Po to byś ją wykorzystał/wykorzystała. Jeśli okaże się, że rekruter nie jest takim samym jak Ty specjalistą od internetu /bankowości korporacyjnej /ubezpieczeń /kontrolingu /analiz /sprzedaży /audytu i wielu wielu innych zagadnień ….
….możesz to zrobić na dwa – najczęściej spotykane sposoby:
- na rozmowie kwalifikacyjnej, możesz potraktować swojego rozmówce jak przysłowiowego „głąba” i dać mu do zrozumienia, że nie jest kompetentny do jakiejkolwiek weryfikacji i oceny Twojej wiedzy …

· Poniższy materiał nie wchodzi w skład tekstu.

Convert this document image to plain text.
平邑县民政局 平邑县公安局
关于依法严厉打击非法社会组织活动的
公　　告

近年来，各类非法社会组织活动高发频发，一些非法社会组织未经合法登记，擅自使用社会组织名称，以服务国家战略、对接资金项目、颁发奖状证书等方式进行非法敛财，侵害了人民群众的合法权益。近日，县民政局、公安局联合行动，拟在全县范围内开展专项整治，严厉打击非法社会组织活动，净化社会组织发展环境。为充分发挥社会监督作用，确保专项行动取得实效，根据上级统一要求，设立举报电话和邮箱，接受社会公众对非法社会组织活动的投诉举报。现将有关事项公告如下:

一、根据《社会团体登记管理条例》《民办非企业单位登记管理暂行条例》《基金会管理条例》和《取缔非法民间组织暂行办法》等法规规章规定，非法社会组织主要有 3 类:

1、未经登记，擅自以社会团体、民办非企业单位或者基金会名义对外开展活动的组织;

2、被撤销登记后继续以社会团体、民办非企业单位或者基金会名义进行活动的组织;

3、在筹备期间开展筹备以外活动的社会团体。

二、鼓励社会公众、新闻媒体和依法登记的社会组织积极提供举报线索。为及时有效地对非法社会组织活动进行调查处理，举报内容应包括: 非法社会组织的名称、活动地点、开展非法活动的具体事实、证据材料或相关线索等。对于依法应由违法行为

- możesz „zaprzyjaźnić” się ze swoim rozmówcą – a co za tym idzie pomóc i jemu i sobie.
Jemu – poprzez przybliżenie swojego świata w którym Ty poruszasz sie codziennie np.:
- unikanie żargonu zawodowego,
- uznanie, że to co jest oczywiste dla Ciebie nie jest oczywiste dla Twojego rozmówcy,
- zaakceptowanie, że rekruter nie musi znać się szczegółowo na Twojej branży
(aczkolwiek moim zdaniem ważne by miał choćby podstawową wiedzę o stanowisku na które prowadzi rekrutacje).
Co tym uzyskasz ?
- dzięki Tobie, ktoś będzie wiedział więcej o Twoim świecie zawodowym – co za tym idzie będzie mógł lepiej zrozumieć Twój zakres obowiązków, docenić i uznać sukcesy, zrozumieć porażki,
- w przyszłości niewykluczone, że dzięki Tobie, będzie trafniej dobierał oferty pracy do Twojego profilu,
- pozostawisz po sobie dobre wrażenie – wszak od zarania dziejów psychologowie piszą, że bardziej lubimy miłych ludzi i skłonni jesteśmy dla nich więcej zrobić niż tych, którzy sympatii u nas nie wzbudzili ….
(zapewniam Cię, że w bazach danych widnieje wiele nieformalnych opisów utrwalających na lata, czasami wręcz haniebne zachowania kandydatów),
- i co najważniejsze – krótkoterminowo – czasami tak się zdarza, że mimo, że nie spełniasz wszystkich postawionych wymogów, to ze względu na tak zwane „miękkie kompetnecje” jesteś dalej rekomendowany i akceptowany.
Co to oznacza ?
W każdym procesie rekrutacyjnym prócz tzw. „twardych kompetencji” tj. staż pracy na danym stanowisku, zakres obowiązków, znajomość języków etc. etc. jest jeszcze badany szeroki wachlarz tzw. „miękkich kompetencji” np. komunikatywność, otwartość, umiejętność nawiązywania kontaktów, asertywność, dynamika, dojrzałość biznesowa itd. itd.
Pomyśl w świetle tego co przeczytałeś/aś powyżej – jak będziesz się prezentować na rozmowie kwalifikacyjnej ?
Która postawa jest dla Ciebie i innych lepsza ? Jak zawsze – wybór należy do Ciebie.